Na carta, a FENPROF lamenta que “no momento em que nos aproximamos do 50.º aniversário da aprovação da Constituição da República Portuguesa, o responsável pelo Ministério da Educação, Ciência e Inovação desvalorize o direito à manifestação […] e desvalorize, também, a importância fundamental de que o exercício de tal direito se reveste para o progresso da sociedade, para a democracia e, no caso em apreço, para a defesa da condição docente perante governos que a têm atacado.”
O documento sublinha ainda que “as lutas dos professores sempre tiveram como objetivo o progresso: melhores condições de vida e de trabalho, valorização social e material da profissão, estabilidade, reforço do investimento na Educação e concretização de uma escola pública democrática, de qualidade, inclusiva e para todos”. Mesmo em períodos de ditadura, lembra a carta, “muitos professores e educadores arriscaram lutar e nunca por isso perderam a sua ‘aura’ ou diminuíram a sua condição profissional e de cidadania.
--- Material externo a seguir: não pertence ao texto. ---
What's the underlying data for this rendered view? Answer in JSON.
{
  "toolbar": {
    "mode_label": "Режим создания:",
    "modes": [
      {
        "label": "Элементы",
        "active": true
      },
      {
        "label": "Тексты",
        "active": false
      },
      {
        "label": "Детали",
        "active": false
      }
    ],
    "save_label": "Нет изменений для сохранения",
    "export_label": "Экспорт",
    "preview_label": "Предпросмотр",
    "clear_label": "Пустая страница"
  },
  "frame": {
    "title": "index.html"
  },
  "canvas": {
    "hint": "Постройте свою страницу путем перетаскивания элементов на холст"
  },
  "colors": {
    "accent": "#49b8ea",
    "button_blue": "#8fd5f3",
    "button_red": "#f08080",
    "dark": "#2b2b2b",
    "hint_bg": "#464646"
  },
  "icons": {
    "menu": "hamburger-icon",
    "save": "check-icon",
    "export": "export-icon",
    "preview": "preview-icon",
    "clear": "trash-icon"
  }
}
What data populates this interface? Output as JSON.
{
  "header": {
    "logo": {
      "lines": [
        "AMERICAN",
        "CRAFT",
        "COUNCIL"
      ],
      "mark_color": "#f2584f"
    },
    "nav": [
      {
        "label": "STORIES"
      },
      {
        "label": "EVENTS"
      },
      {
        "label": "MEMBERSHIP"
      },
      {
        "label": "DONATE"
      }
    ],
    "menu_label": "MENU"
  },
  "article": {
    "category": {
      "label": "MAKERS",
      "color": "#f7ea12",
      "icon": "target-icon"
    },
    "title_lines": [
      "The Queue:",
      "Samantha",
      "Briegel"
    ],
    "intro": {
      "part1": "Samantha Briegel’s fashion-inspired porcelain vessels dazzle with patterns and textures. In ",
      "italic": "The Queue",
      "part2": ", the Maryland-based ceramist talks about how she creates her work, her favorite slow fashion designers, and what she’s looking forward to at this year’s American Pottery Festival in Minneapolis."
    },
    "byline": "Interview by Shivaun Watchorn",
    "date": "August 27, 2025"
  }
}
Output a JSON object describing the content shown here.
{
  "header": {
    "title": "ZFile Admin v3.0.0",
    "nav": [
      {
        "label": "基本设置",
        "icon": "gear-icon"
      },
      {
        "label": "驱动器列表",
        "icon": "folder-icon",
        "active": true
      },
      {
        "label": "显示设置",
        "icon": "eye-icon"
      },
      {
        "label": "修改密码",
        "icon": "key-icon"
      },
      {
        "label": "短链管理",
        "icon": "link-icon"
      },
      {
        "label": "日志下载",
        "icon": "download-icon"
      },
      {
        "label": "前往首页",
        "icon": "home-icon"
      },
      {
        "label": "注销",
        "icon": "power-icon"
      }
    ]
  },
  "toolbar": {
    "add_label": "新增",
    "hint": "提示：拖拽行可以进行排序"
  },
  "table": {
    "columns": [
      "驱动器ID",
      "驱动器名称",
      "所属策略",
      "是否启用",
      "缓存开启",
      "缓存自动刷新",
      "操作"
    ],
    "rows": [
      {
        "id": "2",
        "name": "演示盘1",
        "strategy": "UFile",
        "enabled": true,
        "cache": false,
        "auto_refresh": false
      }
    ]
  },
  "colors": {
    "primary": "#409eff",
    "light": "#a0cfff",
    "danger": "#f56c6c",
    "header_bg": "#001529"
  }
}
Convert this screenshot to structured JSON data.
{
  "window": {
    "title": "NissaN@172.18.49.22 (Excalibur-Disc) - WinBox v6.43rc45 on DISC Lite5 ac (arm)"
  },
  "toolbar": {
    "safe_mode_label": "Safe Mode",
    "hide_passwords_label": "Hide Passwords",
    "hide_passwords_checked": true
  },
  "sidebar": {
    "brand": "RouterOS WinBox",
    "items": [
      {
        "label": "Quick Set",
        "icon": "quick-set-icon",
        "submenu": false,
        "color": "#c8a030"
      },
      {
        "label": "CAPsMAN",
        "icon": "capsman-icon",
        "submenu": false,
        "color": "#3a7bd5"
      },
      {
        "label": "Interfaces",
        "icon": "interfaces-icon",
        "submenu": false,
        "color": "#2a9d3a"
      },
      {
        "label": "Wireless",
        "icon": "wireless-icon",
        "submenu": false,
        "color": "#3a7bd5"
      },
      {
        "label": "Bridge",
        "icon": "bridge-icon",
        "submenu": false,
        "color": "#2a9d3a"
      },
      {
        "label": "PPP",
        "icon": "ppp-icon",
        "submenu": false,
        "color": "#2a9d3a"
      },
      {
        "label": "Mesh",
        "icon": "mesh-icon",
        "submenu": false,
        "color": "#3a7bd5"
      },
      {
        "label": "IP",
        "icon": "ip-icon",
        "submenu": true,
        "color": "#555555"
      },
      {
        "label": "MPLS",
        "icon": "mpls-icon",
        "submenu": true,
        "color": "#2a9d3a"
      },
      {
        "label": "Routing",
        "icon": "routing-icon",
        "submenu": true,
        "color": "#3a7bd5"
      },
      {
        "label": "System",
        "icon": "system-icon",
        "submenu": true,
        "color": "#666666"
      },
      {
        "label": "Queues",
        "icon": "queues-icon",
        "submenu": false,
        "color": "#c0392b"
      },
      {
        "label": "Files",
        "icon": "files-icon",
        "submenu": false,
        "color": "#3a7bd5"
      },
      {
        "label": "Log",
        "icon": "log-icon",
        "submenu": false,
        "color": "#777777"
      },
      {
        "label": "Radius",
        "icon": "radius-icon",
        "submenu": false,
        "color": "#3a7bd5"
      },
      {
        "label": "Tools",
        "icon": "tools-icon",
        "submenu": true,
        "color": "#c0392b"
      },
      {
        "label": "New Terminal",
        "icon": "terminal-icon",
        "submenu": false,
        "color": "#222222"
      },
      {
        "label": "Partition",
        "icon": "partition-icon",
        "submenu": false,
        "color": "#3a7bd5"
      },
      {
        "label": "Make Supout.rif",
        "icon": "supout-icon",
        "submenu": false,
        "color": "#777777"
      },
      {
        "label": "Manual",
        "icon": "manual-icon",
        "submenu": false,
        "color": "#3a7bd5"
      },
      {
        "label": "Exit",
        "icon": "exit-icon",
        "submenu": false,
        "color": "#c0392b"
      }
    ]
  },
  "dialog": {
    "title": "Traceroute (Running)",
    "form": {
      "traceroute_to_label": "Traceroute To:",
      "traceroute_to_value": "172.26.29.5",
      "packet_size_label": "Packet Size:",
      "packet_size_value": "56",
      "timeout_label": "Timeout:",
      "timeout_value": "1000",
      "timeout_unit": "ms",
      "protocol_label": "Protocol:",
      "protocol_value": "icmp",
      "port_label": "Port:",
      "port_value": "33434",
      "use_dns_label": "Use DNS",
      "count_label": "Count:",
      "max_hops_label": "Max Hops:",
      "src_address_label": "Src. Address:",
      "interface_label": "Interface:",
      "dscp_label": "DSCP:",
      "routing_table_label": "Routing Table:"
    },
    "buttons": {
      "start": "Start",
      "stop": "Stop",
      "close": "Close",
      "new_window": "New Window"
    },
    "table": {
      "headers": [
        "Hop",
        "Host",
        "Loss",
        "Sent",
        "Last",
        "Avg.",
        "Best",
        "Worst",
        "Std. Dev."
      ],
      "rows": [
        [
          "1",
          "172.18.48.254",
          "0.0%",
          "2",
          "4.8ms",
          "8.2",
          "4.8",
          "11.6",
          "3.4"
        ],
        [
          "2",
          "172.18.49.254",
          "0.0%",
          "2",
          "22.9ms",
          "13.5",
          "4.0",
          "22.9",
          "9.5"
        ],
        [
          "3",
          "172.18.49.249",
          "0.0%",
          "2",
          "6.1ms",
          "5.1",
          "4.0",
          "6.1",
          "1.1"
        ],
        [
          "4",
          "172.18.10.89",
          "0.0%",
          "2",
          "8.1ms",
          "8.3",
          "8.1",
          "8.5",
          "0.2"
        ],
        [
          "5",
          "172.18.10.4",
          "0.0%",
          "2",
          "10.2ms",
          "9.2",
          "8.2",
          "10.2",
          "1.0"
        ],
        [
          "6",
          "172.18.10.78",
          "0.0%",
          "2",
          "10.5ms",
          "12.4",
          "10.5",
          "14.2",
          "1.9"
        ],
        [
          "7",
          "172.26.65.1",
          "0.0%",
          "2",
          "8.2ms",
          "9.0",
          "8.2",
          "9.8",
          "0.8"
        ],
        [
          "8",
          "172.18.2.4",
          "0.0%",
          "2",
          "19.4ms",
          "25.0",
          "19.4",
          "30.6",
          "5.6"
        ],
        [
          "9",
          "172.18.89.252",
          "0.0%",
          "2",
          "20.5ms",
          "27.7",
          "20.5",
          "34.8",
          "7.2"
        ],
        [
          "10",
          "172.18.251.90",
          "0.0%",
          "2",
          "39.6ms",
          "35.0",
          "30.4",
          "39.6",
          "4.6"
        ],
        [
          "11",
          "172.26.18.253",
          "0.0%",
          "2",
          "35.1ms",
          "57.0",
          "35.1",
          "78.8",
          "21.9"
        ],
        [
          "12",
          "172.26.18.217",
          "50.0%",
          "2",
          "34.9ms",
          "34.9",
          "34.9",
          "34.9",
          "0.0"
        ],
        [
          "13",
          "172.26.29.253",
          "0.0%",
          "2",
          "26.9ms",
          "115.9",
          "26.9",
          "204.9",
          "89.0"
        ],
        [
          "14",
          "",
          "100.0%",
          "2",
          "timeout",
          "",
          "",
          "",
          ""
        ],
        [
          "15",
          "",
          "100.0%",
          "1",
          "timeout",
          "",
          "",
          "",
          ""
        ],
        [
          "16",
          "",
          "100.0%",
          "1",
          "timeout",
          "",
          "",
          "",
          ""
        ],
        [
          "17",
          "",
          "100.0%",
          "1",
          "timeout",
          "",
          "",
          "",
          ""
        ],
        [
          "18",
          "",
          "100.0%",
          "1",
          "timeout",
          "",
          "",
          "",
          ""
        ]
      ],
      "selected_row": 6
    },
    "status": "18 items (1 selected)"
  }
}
Antes a reforçaram, através da coragem com que enfrentaram a precariedade, a ausência de direitos e as injustiças de um sistema que os explorava e desconsiderava.”
Para o SPZS e para a FENPROF, mais do que comentários sobre a “aura dos professores”, o que importa é reconhecer que a prolongada ausência de soluções e políticas concretas, como a valorização da carreira docente, a eliminação da precariedade e a criação de condições que fixem docentes nas escolas é o que verdadeiramente impede a valorização da profissão e agrava problemas centrais que a Educação enfrenta, nomeadamente a crescente falta de professores em todo o país.
A carta termina reafirmando que “os professores não abdicam da sua dignidade, da sua autoridade, nem do seu direito à luta. E continuarão a educar pelo exemplo, opondo-se a arbitrariedades e injustiças, em defesa da profissão, dos alunos e da Escola Pública democrática que Abril conquistou.”